A Bombardier School was a United States Army Air Forces facility that used bombing ranges for training aircrew. After ground simulator training with the Norden bombsight, the 12- to 18-week course recorded each student's scores for approximately 160 practice bomb drops of "Bomb Dummy Units" (BDU), both in daytime and at night. The elimination rate was 12%, and graduates transferred to a Second or Third Air Force training unit to join a crew being trained for overseas duty. The bombardier trainer used was the Beech AT-11 Kansan. With the Bradley Plan increase in Eighth Air Force aircrews needed for the Combined Bomber Offensive, the 17 Army Air Forces Bombardier Schools graduated 47,236.

==History==
A July 1941 attempt at establishing a bombardier school at Lowry Field, Colorado (3 instructor classes with the last graduating 14 March 1941), was replaced by schools at Barksdale Field, Louisiana (moved to Albuquerque) and Ellington Field, Texas (changed to a navigator school.) In June 1942, several classes of cadets were sent for bombardier training at Davis-Monthan Field, Arizona.

Bombardier schools of the Gulf Coast Air Corps Training Center and the West Coast Air Corps Training Center included the GCACTC's Big Spring Army Air Force Bombardier School. Its "first class of cadets (118 men) arrived Sept. 16, 1942". The first bombardier training class (42-17) at San Angelo Army Airfield began in September 1942, and San Angelo's 34th Flying Training Wing (Bombardier and Specialized Twin- and Four-Engine) activated on 8 January 1943, as one of two dedicated bombardier training wings.
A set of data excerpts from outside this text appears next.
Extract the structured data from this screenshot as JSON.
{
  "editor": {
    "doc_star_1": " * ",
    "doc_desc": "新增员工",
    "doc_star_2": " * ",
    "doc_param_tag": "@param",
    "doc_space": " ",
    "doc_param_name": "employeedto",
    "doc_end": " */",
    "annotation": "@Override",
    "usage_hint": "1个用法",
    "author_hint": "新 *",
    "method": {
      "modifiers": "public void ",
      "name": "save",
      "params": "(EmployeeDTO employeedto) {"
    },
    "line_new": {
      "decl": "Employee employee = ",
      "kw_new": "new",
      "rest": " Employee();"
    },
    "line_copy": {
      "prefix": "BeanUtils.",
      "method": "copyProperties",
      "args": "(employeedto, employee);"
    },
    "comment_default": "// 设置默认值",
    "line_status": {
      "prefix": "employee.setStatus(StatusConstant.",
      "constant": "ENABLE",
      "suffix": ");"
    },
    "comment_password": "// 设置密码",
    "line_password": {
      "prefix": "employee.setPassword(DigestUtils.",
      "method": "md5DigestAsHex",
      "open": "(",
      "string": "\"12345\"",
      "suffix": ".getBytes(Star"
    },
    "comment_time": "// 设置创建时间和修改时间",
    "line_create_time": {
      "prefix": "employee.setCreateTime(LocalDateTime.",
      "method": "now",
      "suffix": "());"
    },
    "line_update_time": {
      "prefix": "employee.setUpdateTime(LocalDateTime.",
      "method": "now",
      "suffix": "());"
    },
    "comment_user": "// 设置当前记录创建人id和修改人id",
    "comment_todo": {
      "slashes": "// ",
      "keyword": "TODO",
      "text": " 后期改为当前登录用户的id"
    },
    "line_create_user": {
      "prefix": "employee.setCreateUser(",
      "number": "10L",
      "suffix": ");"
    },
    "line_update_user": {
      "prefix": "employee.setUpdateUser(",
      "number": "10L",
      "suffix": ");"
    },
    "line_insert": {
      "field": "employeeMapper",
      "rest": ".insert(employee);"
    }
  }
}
The other was WCACTC's 38th Flying Training Wing at Williams Army Airfield, Arizona—later moved to Kirtland Field, New Mexico).

The GCACTC's Advanced Twin Engine and Bombardier Training Center at Midland Army Airfield was redesignated an Army Air Forces Bombardier School on 26 September 1942 (Colonel Ryan was the Director of Training Jan 1942 – Aug 1943). The Midland school operated 23 bombing ranges in West Texas, and the Central Bombardier Instructor School was moved to Midland in August 1943 from Carlsbad Army Airfield. The WCACTC's Kirtland Field bombardier school that operated ranges west of Albuquerque was depicted in the 1943 Bombardier film. The first graduates with dual ratings as Navigator/Bombardier were in April 1944.

In addition to visual bomb scoring and sound ranging for determining scores for bombardiers, Radar Bomb Scoring (RBS) began during World War II. On 6 June 1945, "the 206th Army Air Force Base Unit (RBS) (206th AAFBU), was activated at Colorado Springs, Colorado for [RBS with] operational control of the two SCR-584 radar detachments located at Kansas City and Fort Worth" Army Airfield. RBS detachments in the Army Air Force were later "established at Denver, Chicago, Omaha, Albuquerque").